In the final section, we watch the secretary of Defense (Jared Harris) and the president (Idris Elba), both of whom, we gather, have only recently entered office, try to deal with what’s starting to look like the ultimate calamity. At one point, they remark that they have been briefed about this eventuality only once, whereas they’ve been briefed about filling a potential Supreme Court vacancy countless times. Even as she depicts the professionalism of her characters, Bigelow makes it clear that they are all totally unprepared for this situation. Lines like “We’ve run this drill a thousand times!” and “We did everything right, didn’t we?” ring not with optimism but with bitter irony.
Not unlike Christopher Nolan’s Oppenheimer, A House of Dynamite is fundamentally an institutionalist’s outcry about the horrors of nuclear proliferation. The specter of atomic annihilation, once such a major part of our collective fears, has been dormant for so long, even as the danger hasn’t decreased. We get brief, little human details for many of the characters — not enough to edge into corniness but just enough to make it clear they are, in fact, people: One is dealing with a breakup, another with a divorce; one with a pregnancy, another with a child sick at home with a 102-degree fever; one needs a new apartment, another plans to propose to his girl. The secretary of Defense is mourning his wife, which gives weight to his initially selfish-sounding reflection that his daughter lives in Chicago. These tiny bits and bobs of humanity gather power as the film marches on. As a result of the overlapping timelines, certain small moments play out multiple times, each moment with fresh context.

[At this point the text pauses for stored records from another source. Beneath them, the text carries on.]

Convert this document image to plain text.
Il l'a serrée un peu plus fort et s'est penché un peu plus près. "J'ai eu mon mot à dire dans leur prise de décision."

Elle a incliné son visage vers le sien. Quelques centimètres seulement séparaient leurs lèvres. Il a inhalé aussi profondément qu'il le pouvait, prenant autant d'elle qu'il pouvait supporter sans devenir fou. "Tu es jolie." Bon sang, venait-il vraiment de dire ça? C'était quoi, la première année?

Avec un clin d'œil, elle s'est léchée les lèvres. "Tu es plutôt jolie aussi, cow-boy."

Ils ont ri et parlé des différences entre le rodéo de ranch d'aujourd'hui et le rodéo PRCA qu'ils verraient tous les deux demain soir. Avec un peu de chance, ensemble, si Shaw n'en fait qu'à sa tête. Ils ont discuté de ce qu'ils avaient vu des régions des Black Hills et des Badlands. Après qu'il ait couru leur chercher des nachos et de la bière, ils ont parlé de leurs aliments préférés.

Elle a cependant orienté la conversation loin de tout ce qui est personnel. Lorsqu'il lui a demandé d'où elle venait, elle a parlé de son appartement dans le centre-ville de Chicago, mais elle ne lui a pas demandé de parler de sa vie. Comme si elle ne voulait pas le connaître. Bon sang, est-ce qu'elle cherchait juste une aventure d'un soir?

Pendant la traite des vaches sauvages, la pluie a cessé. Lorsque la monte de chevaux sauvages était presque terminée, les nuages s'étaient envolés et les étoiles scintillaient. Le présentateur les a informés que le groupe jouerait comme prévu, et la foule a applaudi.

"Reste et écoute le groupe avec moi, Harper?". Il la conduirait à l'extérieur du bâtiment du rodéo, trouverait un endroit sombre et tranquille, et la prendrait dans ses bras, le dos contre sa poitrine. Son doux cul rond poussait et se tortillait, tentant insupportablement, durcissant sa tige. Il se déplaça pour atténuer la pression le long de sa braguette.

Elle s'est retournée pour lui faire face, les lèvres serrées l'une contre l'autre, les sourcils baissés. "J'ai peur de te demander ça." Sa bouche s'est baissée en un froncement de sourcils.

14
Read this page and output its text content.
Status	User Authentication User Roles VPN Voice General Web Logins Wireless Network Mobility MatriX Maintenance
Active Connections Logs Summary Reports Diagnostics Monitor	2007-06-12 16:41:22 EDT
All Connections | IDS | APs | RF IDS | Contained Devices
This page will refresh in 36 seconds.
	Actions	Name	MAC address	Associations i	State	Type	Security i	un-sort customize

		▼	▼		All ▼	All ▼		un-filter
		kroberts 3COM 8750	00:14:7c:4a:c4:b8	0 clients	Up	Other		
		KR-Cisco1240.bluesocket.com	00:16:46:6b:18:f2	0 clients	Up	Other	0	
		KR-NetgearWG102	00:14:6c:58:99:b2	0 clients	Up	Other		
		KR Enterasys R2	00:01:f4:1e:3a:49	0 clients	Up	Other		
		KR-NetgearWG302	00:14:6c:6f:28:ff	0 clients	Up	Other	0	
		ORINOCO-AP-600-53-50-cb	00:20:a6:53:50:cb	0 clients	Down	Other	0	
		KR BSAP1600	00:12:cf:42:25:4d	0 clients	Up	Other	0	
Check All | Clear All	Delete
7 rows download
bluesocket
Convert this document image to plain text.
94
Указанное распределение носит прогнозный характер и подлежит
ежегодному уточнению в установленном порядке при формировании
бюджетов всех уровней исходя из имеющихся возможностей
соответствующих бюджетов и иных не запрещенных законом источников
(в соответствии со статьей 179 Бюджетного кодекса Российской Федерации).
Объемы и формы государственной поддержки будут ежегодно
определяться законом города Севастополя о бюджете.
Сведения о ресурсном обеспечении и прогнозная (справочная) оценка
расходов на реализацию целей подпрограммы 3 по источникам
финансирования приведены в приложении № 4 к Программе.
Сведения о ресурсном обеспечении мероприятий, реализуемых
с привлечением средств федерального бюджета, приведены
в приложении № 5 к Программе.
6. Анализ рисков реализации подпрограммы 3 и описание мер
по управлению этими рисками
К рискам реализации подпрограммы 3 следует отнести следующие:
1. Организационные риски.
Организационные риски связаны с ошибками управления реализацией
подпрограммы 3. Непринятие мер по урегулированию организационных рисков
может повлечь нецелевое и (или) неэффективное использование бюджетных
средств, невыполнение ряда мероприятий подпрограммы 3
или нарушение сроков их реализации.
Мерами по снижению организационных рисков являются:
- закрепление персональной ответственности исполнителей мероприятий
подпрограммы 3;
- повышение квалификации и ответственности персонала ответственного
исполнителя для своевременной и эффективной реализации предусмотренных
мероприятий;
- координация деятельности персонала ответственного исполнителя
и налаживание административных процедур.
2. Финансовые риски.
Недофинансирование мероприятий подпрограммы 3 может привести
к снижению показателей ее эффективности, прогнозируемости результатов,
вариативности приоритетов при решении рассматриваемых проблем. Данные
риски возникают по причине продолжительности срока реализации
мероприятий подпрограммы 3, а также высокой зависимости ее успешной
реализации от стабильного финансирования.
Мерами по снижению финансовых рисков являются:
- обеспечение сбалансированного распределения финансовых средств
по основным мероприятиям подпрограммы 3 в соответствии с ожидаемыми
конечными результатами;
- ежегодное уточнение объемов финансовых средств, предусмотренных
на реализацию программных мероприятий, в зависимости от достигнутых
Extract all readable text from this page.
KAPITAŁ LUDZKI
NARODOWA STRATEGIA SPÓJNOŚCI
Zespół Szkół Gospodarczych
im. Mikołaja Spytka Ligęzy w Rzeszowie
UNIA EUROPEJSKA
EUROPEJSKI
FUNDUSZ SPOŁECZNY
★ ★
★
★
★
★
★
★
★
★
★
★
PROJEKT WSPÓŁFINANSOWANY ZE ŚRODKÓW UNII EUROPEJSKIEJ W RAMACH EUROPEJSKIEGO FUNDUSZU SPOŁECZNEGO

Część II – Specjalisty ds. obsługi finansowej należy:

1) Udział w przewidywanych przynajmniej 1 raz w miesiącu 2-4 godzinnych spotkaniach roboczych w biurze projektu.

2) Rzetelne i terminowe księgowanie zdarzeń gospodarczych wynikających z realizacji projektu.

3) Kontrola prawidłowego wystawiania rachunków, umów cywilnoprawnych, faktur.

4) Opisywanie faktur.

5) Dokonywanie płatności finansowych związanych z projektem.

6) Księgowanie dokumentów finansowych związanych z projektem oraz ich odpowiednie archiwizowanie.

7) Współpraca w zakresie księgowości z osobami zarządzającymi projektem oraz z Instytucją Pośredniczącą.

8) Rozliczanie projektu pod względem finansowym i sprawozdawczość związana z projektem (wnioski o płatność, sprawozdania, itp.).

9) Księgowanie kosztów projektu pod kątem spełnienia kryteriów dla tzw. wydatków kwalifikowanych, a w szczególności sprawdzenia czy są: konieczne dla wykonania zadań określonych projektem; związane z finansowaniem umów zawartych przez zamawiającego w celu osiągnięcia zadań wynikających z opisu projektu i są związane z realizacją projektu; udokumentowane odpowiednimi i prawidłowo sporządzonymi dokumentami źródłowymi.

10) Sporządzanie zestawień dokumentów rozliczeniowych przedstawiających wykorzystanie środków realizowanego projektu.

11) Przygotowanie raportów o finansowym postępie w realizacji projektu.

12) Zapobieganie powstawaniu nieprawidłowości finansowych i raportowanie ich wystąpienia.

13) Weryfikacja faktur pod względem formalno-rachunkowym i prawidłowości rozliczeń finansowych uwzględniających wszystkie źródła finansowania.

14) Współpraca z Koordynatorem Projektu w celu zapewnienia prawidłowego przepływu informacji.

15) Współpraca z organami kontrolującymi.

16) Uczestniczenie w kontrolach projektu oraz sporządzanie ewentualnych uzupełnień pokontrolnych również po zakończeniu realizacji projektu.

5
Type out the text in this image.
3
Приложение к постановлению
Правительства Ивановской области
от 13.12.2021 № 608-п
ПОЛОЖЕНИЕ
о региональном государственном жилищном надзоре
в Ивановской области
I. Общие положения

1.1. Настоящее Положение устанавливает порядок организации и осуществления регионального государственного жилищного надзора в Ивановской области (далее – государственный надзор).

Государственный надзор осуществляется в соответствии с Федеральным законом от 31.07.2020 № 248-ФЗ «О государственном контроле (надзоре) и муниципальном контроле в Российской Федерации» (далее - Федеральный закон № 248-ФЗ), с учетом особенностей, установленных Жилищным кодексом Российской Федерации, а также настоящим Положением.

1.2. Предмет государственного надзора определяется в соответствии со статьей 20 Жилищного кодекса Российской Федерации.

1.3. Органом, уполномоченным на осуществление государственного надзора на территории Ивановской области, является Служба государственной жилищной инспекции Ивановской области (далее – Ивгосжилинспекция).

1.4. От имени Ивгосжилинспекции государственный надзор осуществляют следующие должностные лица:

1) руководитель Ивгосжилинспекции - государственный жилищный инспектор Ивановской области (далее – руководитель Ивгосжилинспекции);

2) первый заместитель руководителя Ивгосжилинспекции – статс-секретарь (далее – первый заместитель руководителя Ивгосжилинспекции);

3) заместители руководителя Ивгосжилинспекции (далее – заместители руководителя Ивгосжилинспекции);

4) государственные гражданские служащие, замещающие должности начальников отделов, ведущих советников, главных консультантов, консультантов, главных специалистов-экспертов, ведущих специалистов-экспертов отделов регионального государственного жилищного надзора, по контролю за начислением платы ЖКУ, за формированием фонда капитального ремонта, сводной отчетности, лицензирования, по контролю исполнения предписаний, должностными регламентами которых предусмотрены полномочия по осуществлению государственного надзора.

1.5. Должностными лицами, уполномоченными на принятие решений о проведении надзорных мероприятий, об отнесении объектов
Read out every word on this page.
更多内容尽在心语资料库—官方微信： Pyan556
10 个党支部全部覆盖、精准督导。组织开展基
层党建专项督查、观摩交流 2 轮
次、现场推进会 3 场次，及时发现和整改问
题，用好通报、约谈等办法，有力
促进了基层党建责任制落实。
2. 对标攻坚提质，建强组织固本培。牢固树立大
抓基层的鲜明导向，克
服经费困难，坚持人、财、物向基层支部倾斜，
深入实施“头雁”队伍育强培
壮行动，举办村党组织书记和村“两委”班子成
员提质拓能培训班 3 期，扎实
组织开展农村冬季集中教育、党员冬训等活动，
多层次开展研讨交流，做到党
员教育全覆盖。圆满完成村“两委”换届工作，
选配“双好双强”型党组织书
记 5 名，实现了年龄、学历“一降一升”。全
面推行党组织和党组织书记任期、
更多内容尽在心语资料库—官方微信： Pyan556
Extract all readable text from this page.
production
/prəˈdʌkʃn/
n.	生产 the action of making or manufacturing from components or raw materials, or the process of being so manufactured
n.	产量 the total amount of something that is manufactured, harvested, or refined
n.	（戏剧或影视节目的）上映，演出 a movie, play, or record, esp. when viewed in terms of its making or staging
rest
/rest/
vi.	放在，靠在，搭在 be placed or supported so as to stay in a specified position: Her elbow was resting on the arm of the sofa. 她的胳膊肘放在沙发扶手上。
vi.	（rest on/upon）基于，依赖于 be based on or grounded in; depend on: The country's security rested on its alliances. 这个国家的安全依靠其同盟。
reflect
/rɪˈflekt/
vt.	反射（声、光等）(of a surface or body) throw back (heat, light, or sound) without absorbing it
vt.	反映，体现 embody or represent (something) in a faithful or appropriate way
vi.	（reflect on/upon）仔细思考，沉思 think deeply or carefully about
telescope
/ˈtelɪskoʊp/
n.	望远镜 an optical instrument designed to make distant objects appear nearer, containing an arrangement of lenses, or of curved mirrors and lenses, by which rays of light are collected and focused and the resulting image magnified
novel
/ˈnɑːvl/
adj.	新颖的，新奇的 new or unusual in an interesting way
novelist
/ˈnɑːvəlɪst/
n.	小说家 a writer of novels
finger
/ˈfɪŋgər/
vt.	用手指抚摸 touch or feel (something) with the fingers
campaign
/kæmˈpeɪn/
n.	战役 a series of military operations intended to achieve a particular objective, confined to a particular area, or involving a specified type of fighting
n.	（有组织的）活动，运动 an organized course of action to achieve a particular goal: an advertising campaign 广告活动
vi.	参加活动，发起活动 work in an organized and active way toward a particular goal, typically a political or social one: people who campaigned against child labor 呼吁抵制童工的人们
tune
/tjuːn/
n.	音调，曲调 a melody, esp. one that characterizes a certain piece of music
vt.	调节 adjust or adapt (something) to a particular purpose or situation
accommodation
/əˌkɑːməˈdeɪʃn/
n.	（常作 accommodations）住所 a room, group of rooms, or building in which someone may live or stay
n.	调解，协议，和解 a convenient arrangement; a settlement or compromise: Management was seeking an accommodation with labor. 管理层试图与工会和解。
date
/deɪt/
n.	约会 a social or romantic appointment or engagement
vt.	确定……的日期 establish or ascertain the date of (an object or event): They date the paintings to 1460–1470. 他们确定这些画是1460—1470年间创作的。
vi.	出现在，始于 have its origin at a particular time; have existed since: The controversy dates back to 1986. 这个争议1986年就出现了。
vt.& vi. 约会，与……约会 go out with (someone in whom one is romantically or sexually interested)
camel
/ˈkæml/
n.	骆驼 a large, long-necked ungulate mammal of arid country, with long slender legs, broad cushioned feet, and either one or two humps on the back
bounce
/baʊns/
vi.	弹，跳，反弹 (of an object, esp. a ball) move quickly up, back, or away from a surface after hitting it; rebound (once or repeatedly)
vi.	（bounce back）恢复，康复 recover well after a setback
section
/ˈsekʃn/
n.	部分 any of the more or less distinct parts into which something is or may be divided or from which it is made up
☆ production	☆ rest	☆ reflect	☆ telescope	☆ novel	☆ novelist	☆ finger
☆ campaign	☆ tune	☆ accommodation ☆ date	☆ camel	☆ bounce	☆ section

The fractured narrative replicates the characters’ fractured perspectives. From within their highly secure rooms, where they can’t even bring their own cell phones, these people struggle to reach the outside world. Communication is fragile and inconsistent, reflecting both physical and existential claustrophobia: Nobody really knows or sees what’s going on. Early in the timeline, we see the president attending a WNBA kids’ event with Angel Reese, but this moment out among the public also feels highly choreographed and manufactured. Along with everyone else in this film, he is closed off to the rest of the world — even as he holds in his hands the power to obliterate all of it.